'10,000 athletes compete at an Olympic Games, only 300 go back with a gold medal.'
'It takes time for an athlete to develop, you have to give the athletes a chance and time to develop.'
Abhinav Bindra, the only Indian to win a solo gold medal, says lack of a sporting culture is hurting India's chances at events like the Olympics and Commonwealth Games.
Implementing stop gap solutions, the 2008 Olympic champion points out, is not the way forward if India wants to improve its medals tally at mega sporting events.
"For us to develop as a sporting nation, we can't reach our aspirations if that (stop-gap solutions) is our model. We can't just keep plugging in the gaps. We need a system which is smooth and rolling and world class. Only then will it deliver results," the champion shooter said in Mumbai on Monday.
"If we look to only plug the gaps in a hope that it will give the impetus and it will give the result... yes, it will give the results, but it will be restricted to medals here and there," he added.
"If we want 30, 40 medals then it requires the whole system to work very smoothly," Bindra told Rediff.com on the sidelines of an event in Mumbai.
Following the dismal performance by India's shooters at the 2016 Rio Olympics -- all 12 shooters returned home empty handed -- the National Rifle Association of India set up a committee led by Bindra last October.
In his scathing report, Bindra, who finished fourth in Rio -- he missed a medal in the men's 10m Air Rifle event, losing a nail-biting shoot-off against Ukrainian marksman S Kulish after the two were tied third at 163.8 in the race to reach the medal round -- and his four-member committee concluded that the consistent trickle of shooting medals since the 2004 Athens Games ended up making everyone involved in the sport complacent.
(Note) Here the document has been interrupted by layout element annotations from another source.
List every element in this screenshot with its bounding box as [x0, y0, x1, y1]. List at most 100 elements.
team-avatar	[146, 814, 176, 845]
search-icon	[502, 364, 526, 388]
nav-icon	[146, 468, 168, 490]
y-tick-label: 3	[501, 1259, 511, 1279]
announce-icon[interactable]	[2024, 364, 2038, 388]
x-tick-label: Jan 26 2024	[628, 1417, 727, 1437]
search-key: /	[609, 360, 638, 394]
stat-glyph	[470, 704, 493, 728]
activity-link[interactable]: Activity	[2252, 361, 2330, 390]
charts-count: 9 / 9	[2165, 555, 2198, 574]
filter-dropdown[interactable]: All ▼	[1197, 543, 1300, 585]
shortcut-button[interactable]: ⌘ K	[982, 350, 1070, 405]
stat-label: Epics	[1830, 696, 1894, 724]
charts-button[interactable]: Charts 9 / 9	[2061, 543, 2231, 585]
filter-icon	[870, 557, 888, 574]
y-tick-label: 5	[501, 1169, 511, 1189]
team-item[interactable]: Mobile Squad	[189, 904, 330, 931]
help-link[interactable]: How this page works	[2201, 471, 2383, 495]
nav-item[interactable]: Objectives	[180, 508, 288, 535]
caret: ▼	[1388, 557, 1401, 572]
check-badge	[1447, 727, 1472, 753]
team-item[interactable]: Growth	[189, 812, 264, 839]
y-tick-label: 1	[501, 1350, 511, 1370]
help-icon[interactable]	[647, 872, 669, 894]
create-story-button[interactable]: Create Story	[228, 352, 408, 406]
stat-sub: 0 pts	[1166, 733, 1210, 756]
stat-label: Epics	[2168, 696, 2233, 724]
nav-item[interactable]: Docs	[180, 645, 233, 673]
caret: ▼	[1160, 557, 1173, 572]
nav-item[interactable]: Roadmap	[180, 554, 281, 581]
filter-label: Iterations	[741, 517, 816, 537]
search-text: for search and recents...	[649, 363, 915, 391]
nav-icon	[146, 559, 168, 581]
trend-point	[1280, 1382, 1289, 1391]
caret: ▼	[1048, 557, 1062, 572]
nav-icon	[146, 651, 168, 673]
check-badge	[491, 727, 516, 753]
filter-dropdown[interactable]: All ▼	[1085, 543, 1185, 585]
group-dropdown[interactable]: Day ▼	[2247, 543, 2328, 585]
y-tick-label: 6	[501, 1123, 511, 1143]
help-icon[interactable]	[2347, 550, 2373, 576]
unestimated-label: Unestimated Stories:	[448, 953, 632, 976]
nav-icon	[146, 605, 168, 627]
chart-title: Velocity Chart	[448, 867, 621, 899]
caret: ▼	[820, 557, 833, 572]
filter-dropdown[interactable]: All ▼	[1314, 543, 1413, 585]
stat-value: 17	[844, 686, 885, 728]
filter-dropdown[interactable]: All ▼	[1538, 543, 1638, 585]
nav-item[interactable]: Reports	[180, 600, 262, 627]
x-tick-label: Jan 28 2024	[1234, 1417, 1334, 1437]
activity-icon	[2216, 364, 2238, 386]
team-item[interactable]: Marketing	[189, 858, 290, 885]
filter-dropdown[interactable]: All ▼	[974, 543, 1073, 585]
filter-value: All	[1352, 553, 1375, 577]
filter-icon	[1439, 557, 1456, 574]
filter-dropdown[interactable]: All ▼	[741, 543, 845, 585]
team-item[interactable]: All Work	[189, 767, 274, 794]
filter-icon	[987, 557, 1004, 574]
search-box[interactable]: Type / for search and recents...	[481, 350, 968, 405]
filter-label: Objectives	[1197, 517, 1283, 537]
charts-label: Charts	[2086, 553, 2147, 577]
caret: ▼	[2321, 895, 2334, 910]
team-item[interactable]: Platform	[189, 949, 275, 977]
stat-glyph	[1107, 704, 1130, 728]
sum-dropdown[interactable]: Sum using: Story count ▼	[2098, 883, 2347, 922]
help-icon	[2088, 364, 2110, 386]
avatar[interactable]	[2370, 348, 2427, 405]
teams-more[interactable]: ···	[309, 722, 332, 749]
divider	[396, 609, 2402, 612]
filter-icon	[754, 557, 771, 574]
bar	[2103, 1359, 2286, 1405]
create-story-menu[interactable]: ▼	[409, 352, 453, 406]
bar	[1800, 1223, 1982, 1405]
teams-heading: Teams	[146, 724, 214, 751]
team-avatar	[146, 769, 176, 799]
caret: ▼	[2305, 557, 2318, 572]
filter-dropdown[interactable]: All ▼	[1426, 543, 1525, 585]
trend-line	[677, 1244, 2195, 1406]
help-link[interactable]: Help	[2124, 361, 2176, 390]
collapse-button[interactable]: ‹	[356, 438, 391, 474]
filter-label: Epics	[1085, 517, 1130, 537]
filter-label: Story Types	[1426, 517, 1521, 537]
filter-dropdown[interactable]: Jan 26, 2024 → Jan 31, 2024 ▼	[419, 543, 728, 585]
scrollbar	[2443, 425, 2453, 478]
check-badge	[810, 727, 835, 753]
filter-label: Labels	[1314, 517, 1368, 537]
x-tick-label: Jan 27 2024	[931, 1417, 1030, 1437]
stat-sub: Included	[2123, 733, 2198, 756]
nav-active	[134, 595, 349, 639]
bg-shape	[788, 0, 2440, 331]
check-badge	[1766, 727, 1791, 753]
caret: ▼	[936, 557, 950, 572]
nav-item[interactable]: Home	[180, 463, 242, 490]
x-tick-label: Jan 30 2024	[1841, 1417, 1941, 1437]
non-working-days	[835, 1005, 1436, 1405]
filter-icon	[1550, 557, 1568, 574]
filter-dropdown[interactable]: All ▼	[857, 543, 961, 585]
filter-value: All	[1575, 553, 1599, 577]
"Everyone took it for granted that there would be progress automatically, and forgot to ensure a systematic healthy process," he said.
'It can be said with no reservations that Indian Shooting 'over achieved' at the Rio Olympic Games. The formula for success was wrong and Indian Shooting had ridden its luck over the last few years, no doubt helped by some extremely talented shooters,' Bindra's report added.
Asked if the NRAI had acted on the recommendations made, Bindra said, "I don't know. I'm not an athlete any more, so I don't see the day to day scenario. So I don't know exactly how much is being followed or implemented."
"See, the thing of my committee was only to give recommendations. It was not a committee which would implement the recommendations. So honestly I have not had the chance to... because once you're not an athlete you don't see the ground situation."
"Once in a while, here and there I hear things, but I'm not there on a day to day basis. I don't know, I really don't know," said Bindra who is also part of the Olympic Task Force and chairman of the Target Olympic Podium committee.
"In TOPS my role is talent identification and it stops at that. The implementation of TOPS is different."
"Again, the OTF is a recommendatory body, we studied the scenario and recommended... on the ground what happens I don't know because I'm only mandated to make a report and that we've done to the best our ability."
"I think, hopefully they'll be implemented on ground and sport in India will develop," he added.
On the topic of India's not so flattering Olympic performances vis-à-vis World Cup events, Bindra stressed: "The Olympics is a different event. It is a different field. It has a different aura attached to it. Also, there are four World Cups in our sport every year, the Olympics comes once in only four years."
"So we really need to have a good preparation leading up to the Games and the ability to peak at that moment because at the World Cups if you don't do well in the first, two weeks later you have the second one, so there are more chances (to win a medal) but in the Olympics it's once in four years and in order to do well in the Olympic Games you need to perform and to prepare very well."
"I think it's all about preparation. It's overall preparation... the mental preparation is one side to it, there is a technical side, a physical side and all these aspects have to come together once for all on that particular day, once in four years."
Bindra is quick to point out that India does well at the Commonwealth Games and expects the current lot of shooters to shine at the 2018 CWG in the Gold Coast, Australia.
Just like in Glasgow in 2014, there will be no team event likely at the Gold Coast Games, and Bindra believes "it is tougher for Indian shooters. But that said, the Indian team is the strongest in shooting at the CWG."
"We have a lot of talent, a lot of depth in various events of shooting. We have lots of young people coming up, which is a good sign. If they are nurtured well and trained well through the whole journey, not just 12 months..."
"The performance and the systemic support has to be consistent throughout the four year period and then I think we will get more results," he said.
The Commonwealth Games, he said, has its own importance.
"I won nine medals at the Commonwealth Games, but I ended up winning my first individual gold at the last Games (2014 Glasgow)."
"It takes about eight years to develop as an Olympic athlete, very few athletes actually who go there and win medal in their first Games. 10,000 athletes go and compete at an Olympic Games, only 300 go back with a gold medal, the number is very, very less."
"It takes time for an athlete to develop, you have to give the athletes a chance and time to develop and go there."
"The experience which they gain from their first Games, they may not (win) a medal, but it is going to add to their experience which will help them to go and win in perhaps the next Games."